There are other differences between men and women regarding the ability to guess what the other is about to do in the game. Women prove to be better “guessers” regarding the intentions of the other person in the game, especially when interacting with men (reaching 91% of right guessing). This result contrasts the case of man-man interaction, where correct predicting is of 68%.
“Results suggest that, in short-lived social situations, non-verbal signals have an impact on men and women in different ways”, notes Josep Perelló. “Conclusions of the study -continues the researcher- suggest that we consider our gender identity and the gender identity of those with whom we interact when we want to increase and promote equity and respect conditions in public spaces. To do so, we have to put emphasis on the role of women, considering their prosocial behaviour: high levels of cooperation, trust, and ability to guess the others’ decisions”.

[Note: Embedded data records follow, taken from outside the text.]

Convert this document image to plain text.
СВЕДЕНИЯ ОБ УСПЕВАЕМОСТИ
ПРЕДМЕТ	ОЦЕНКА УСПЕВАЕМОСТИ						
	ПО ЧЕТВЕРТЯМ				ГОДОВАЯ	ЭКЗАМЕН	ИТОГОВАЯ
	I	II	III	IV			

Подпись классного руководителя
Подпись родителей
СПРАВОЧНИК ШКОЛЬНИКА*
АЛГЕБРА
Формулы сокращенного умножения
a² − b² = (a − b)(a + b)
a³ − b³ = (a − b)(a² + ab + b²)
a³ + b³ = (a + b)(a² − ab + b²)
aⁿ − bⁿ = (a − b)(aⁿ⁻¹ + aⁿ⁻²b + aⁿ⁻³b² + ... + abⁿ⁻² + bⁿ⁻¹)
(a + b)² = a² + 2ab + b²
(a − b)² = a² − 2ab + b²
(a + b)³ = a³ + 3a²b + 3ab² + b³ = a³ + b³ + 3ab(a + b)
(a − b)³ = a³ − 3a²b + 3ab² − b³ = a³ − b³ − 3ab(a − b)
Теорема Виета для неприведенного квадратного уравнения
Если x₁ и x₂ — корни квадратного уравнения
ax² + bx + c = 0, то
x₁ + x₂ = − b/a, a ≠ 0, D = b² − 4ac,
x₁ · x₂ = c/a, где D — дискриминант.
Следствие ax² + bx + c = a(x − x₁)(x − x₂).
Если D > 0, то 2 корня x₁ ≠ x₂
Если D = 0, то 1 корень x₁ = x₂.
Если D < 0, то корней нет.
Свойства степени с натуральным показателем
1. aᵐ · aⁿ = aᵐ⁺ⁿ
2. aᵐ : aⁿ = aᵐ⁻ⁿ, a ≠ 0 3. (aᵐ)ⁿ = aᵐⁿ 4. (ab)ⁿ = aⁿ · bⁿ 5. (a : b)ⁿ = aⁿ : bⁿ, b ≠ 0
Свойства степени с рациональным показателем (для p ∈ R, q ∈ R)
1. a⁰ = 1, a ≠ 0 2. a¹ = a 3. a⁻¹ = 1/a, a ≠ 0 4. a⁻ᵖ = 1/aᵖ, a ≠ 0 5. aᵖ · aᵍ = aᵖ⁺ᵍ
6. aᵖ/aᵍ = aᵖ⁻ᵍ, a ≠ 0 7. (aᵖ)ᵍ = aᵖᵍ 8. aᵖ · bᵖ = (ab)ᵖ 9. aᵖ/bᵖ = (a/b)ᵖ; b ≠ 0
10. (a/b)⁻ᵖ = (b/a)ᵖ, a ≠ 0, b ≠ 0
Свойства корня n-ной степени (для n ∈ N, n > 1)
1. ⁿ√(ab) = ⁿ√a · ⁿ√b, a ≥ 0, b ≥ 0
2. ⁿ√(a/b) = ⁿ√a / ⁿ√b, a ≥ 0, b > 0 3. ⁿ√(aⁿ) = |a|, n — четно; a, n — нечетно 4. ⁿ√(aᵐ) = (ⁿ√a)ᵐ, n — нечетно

Online platforms and street art, an alliance for public and participative research
The deployment of urGENTestimar was a shared experience in different rituals: observing, eating, sleeping, walking, running… Citizens were invited to stop a daily activity and put in practice several communion moments that allowed them to interact. A process of transformation shared by the people, time and place. Scientific research was shown before, during and after the opening event for FiraTàrrega, through three actions: previous work with associations and collectives in Tàrrega, launch of a conversation group through a bot in Telegram, and interaction experience in the square for forty hours.
The activity in the town square of Tàrrega included several experimental stations. Each of these had two interconnected tablets, separated by a wall. After reading the game instructions and answering a social and demographic questionnaire, participants were set to play the prisoner’s dilemma game. This experimental game contrasts the standard approach for the study of human behaviour through social dilemmas. In the field of social sciences, common experimental spaces are controlled laboratories or online platforms to neutralize the influence of the atmosphere. According to Julian Vicens, co-author of the article, “the online platform carried out by the research group OpenSystems of the University of Barcelona enabled obtaining an important quantity of data in a natural space of interaction and outside the laboratory”.

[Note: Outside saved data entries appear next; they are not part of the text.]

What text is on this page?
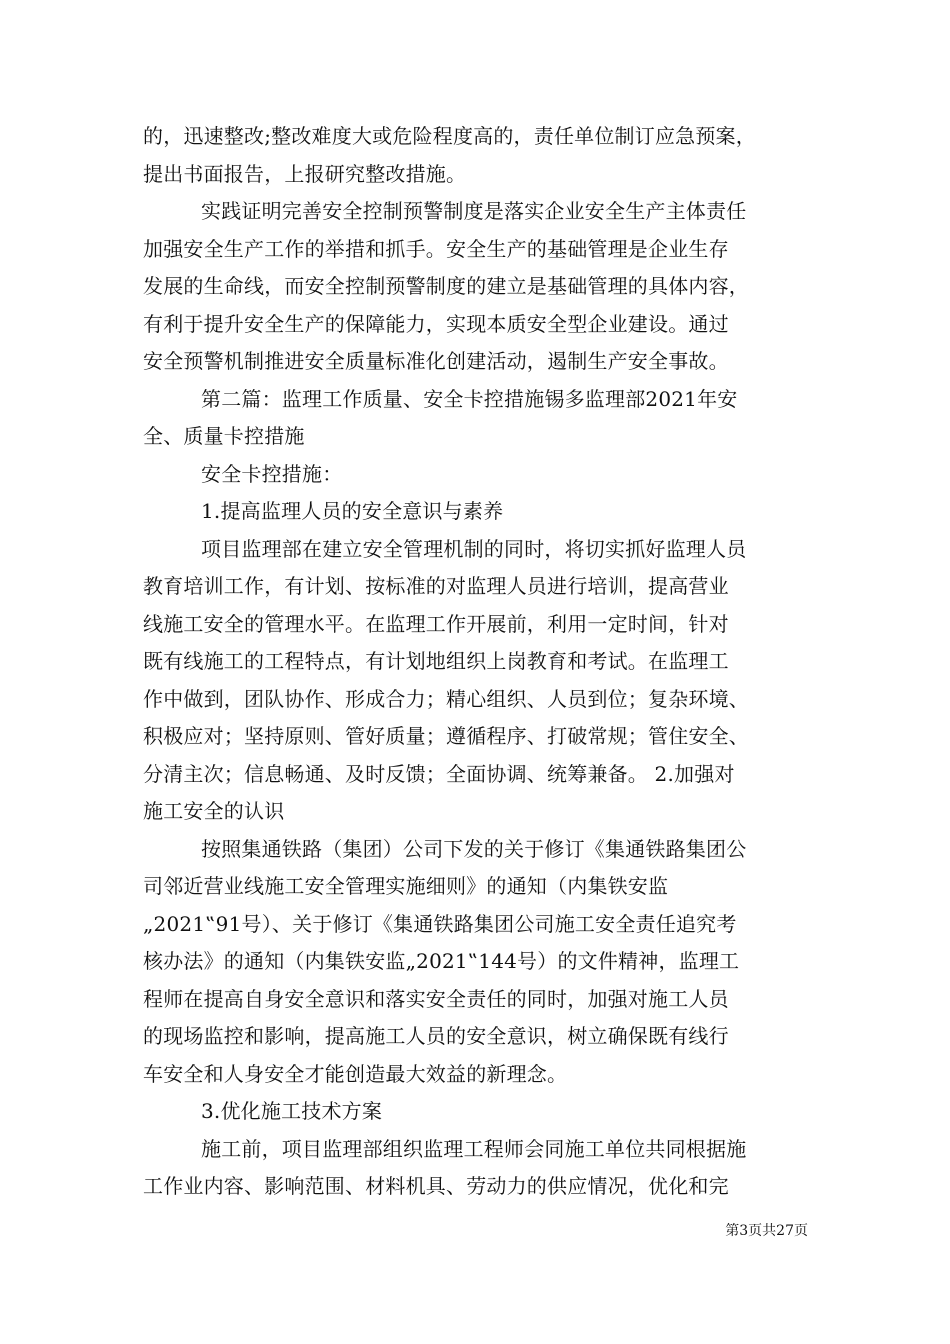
的，迅速整改;整改难度大或危险程度高的，责任单位制订应急预案，
提出书面报告，上报研究整改措施。
实践证明完善安全控制预警制度是落实企业安全生产主体责任
加强安全生产工作的举措和抓手。安全生产的基础管理是企业生存
发展的生命线，而安全控制预警制度的建立是基础管理的具体内容，
有利于提升安全生产的保障能力，实现本质安全型企业建设。通过
安全预警机制推进安全质量标准化创建活动，遏制生产安全事故。
第二篇：监理工作质量、安全卡控措施锡多监理部2021年安
全、质量卡控措施
安全卡控措施：
1.提高监理人员的安全意识与素养
项目监理部在建立安全管理机制的同时，将切实抓好监理人员
教育培训工作，有计划、按标准的对监理人员进行培训，提高营业
线施工安全的管理水平。在监理工作开展前，利用一定时间，针对
既有线施工的工程特点，有计划地组织上岗教育和考试。在监理工
作中做到，团队协作、形成合力；精心组织、人员到位；复杂环境、
积极应对；坚持原则、管好质量；遵循程序、打破常规；管住安全、
分清主次；信息畅通、及时反馈；全面协调、统筹兼备。 2.加强对
施工安全的认识
按照集通铁路（集团）公司下发的关于修订《集通铁路集团公
司邻近营业线施工安全管理实施细则》的通知（内集铁安监
„2021‟91号）、关于修订《集通铁路集团公司施工安全责任追究考
核办法》的通知（内集铁安监„2021‟144号）的文件精神，监理工
程师在提高自身安全意识和落实安全责任的同时，加强对施工人员
的现场监控和影响，提高施工人员的安全意识，树立确保既有线行
车安全和人身安全才能创造最大效益的新理念。
3.优化施工技术方案
施工前，项目监理部组织监理工程师会同施工单位共同根据施
工作业内容、影响范围、材料机具、劳动力的供应情况，优化和完
第3页共27页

“FiraTàrrega was, therefore, the perfect environment to show that these massive contexts are where gender should be paid more attention to. The combination of street arts and citizen science focused on social themes can offer a shared experience and collective reflection to participants in order to give unpublished scientific results on human behavior that are valid and interesting for all”, concludes Anna Cigarini, also co-author of the article.
About the Prisoner’s Dilemma
In game theory, the Prisoner’s Dilemma is a game where two players can cooperate or defect, although each player is more prone to defect than cooperate. Since participants do not know with whom they are playing, plus they cannot talk to each other, the analysis of their actions enables us to quantify their cooperative behavior, their attitude towards social rules of cooperation, justice and equity, and their expectations regarding the other player’s behavior. In this case, Anna Cigarini notes that “we wanted to study the effect of non-verbal communication, that is, visual contact, in expectations and interaction patterns between men and women to better understand behavior and expectations when interacting in short-lived social atmospheres”.